I started going through the pictures - of me smiling and playing and getting covered in dirt. Of me jumping around in puddles and petting animals and making concoctions in the kitchen.
But everything was all wrong. The pictures were out of order and I couldn't remember my system and they wouldn't all fit in the photo album and I didn't have enough time for this to be a big project and I was so happy and lighthearted when I was a kid and... my mom was there - in those pictures, taking those pictures. And now she's not.
So I threw all the pictures on the floor. And I left them there for a few hours, because I was worried that if I picked one up I would just tear it in half.
I was angry. My mom used to be there and now she isn't. I was homesick for her. I used to go through photos with her and now I can't. I felt all the pain and anger and sadness in the span of five minutes and I wept. (That's the proper way of saying I bawled my eyes out, right?)

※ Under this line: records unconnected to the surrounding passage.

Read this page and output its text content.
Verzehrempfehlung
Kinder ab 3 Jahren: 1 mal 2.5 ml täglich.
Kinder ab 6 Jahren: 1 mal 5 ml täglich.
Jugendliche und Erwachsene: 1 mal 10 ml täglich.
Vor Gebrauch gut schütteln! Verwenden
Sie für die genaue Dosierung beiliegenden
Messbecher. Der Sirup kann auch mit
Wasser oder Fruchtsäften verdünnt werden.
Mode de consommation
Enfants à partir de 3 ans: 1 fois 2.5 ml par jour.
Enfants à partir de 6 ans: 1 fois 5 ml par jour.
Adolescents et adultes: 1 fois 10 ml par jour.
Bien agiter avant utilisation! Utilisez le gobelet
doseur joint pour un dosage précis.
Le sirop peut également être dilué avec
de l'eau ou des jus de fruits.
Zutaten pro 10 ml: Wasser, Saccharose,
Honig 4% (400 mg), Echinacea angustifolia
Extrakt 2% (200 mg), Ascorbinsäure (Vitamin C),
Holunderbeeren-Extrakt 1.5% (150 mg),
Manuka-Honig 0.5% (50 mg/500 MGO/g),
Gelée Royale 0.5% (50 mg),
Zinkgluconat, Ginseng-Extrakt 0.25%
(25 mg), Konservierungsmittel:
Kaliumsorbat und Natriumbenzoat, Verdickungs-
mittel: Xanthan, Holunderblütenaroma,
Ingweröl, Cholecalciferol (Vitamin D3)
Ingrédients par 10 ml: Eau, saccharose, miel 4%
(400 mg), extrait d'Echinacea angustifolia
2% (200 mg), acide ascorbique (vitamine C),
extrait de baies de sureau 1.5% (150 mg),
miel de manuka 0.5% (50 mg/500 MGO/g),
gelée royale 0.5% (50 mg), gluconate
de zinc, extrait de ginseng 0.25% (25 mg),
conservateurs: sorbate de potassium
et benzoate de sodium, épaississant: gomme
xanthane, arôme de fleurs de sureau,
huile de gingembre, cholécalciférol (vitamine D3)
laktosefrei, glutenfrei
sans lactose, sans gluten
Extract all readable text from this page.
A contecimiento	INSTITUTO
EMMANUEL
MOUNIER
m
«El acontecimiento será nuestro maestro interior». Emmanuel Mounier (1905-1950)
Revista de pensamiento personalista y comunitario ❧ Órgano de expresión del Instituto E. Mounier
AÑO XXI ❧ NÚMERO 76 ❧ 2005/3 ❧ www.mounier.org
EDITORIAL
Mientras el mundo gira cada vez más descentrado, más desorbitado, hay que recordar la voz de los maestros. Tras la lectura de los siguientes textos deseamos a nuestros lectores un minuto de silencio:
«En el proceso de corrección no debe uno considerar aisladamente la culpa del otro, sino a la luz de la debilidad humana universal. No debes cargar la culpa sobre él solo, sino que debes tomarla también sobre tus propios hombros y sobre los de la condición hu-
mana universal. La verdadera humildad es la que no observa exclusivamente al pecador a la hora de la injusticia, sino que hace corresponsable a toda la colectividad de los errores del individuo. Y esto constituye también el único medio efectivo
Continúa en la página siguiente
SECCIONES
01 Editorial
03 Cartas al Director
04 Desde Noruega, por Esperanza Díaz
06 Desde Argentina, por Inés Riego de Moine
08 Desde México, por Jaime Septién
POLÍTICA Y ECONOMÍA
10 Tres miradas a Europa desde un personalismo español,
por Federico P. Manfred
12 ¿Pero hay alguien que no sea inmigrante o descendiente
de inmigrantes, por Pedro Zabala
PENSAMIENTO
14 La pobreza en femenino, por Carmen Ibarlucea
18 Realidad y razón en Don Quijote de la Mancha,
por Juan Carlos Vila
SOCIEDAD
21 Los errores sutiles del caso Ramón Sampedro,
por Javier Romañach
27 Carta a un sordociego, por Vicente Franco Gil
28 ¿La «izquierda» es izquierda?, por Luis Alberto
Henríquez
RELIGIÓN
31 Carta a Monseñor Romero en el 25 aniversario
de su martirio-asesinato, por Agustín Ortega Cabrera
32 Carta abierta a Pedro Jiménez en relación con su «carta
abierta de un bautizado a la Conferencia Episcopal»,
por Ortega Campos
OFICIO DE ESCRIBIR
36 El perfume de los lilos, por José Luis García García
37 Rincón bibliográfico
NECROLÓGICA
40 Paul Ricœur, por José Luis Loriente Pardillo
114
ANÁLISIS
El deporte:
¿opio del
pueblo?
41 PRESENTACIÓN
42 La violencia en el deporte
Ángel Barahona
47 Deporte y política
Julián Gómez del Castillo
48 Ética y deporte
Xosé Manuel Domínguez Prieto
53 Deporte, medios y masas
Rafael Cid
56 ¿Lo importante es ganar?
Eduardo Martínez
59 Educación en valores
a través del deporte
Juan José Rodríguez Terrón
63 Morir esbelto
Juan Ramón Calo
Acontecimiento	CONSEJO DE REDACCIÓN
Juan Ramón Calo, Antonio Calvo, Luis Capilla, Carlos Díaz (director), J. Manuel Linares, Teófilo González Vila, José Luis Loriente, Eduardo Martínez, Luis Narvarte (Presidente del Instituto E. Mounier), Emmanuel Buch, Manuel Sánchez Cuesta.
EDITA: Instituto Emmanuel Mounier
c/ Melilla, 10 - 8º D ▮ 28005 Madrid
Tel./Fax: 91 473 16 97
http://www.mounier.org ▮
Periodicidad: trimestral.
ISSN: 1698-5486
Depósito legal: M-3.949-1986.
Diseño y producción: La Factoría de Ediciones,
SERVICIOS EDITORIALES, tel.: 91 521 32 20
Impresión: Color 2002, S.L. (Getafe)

It took me a few hours and a few chapters of Harry Potter (another thing we had in common - she loved Harry Potter and when she first got sick she listened to all the audiobooks) to feel calm again. Calm enough to pick up the pictures without shredding them to pieces. Calm enough to stick them back on top of my bookshelf and out of arms' reach.
It's been almost a week, and I still feel irrationally angry when I see those pictures sitting on my bookshelf. My first urge is still to take them all and tear them to bits. But the saner part of me knows that I'll want those pictures someday. And even though it hurts so much to think of putting them in an album without my mom, I know I'll eventually want to.
In the meantime, well, I guess I'll just keep my hands off any childhood photos. And I'll keep trying to figure out how to live each day without her.